= Oeffa bills =

1932 German government promissory notes

Oeffa bills (Öffa-Wechsel) or job-creation bills were promissory notes created in 1932 by the Weimar Republic during the height of the great depression in an attempt to mitigate and or reverse the economic damage. The Oeffa bills were aimed at additional fund-raising for public building initiatives and later for job-creation schemes.

Oeffa bills were the blueprint for the Mefo bills which followed the same scheme, although Mefo bills were focused on the secret rearmament of Nazi Germany.

== History ==
In May 1932, Oeffa bills were created by the second cabinet of Chancellor Heinrich Brüning after consultation with the president of the Reichsbank, Hans Luther. The bills were issued by the Deutsche Gesellschaft für öffentliche Arbeiten AG (German Society for Public Works, Inc.), founded 1 August 1930 and rediscounted by the Reichsbank. With the capital thus raised, the Deutsche Gesellschaft für öffentliche Arbeiten AG financed public building initiatives. It was a shell company without sufficient shareholders' equity. Nevertheless, the bills were discounted by the Reichsbank. This way, the Reichsbank financed public building projects.

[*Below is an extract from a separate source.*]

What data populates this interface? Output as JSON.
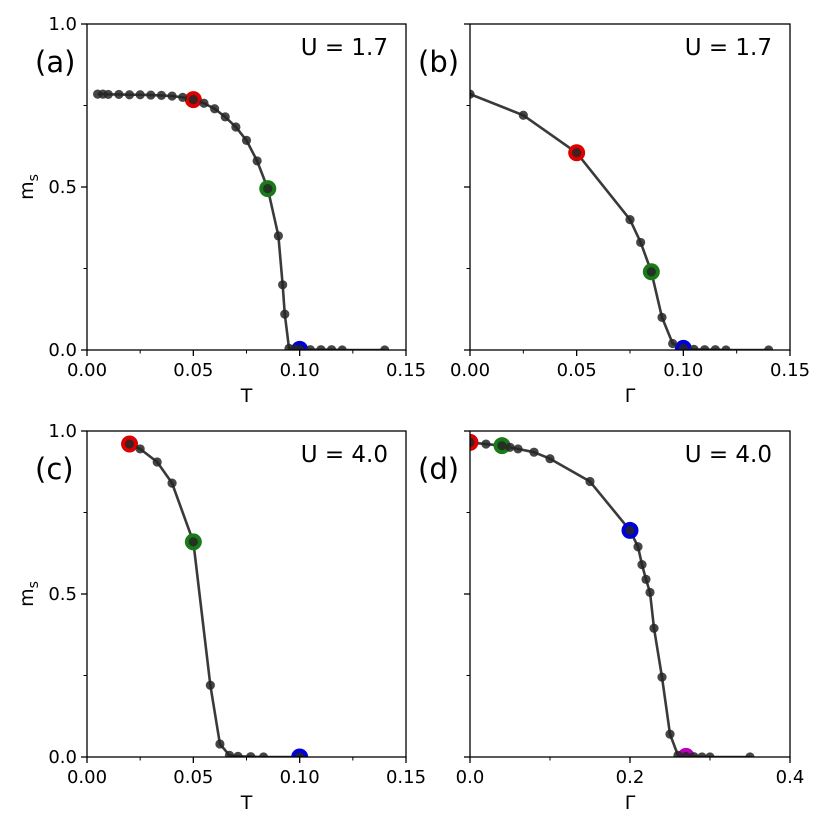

In the wake of the Great Depression, this hidden money creation was intended to stimulate the German economy. The Deutsche Gesellschaft für öffentliche Arbeiten AG brought into circulation Oeffa bills worth 1.26 billion Reichsmark. In general, the duration of a bill was three months but it could be prolonged to five years.

Economically, this meant an expansion of the money supply. As this would tend towards increasing inflation, Hans Luther agreed to only a small volume.

Chancellor Kurt von Schleicher's cabinet decided to expand the Oeffa bill scheme. Oeffa bills could be issued by other (mostly public) financial institutions such as the Deutsche Verkehrskreditbank AG, which issued Oeffa bills worth 1 billion Reichsmark. After becoming chancellor in January 1933, Adolf Hitler wanted to extend the scheme to German re-armament, but Luther disagreed, and he was replaced on 16 March 1933 by Hjalmar Schacht. Schacht instituted the Mefo bills, a similar system to the Oeffa bills.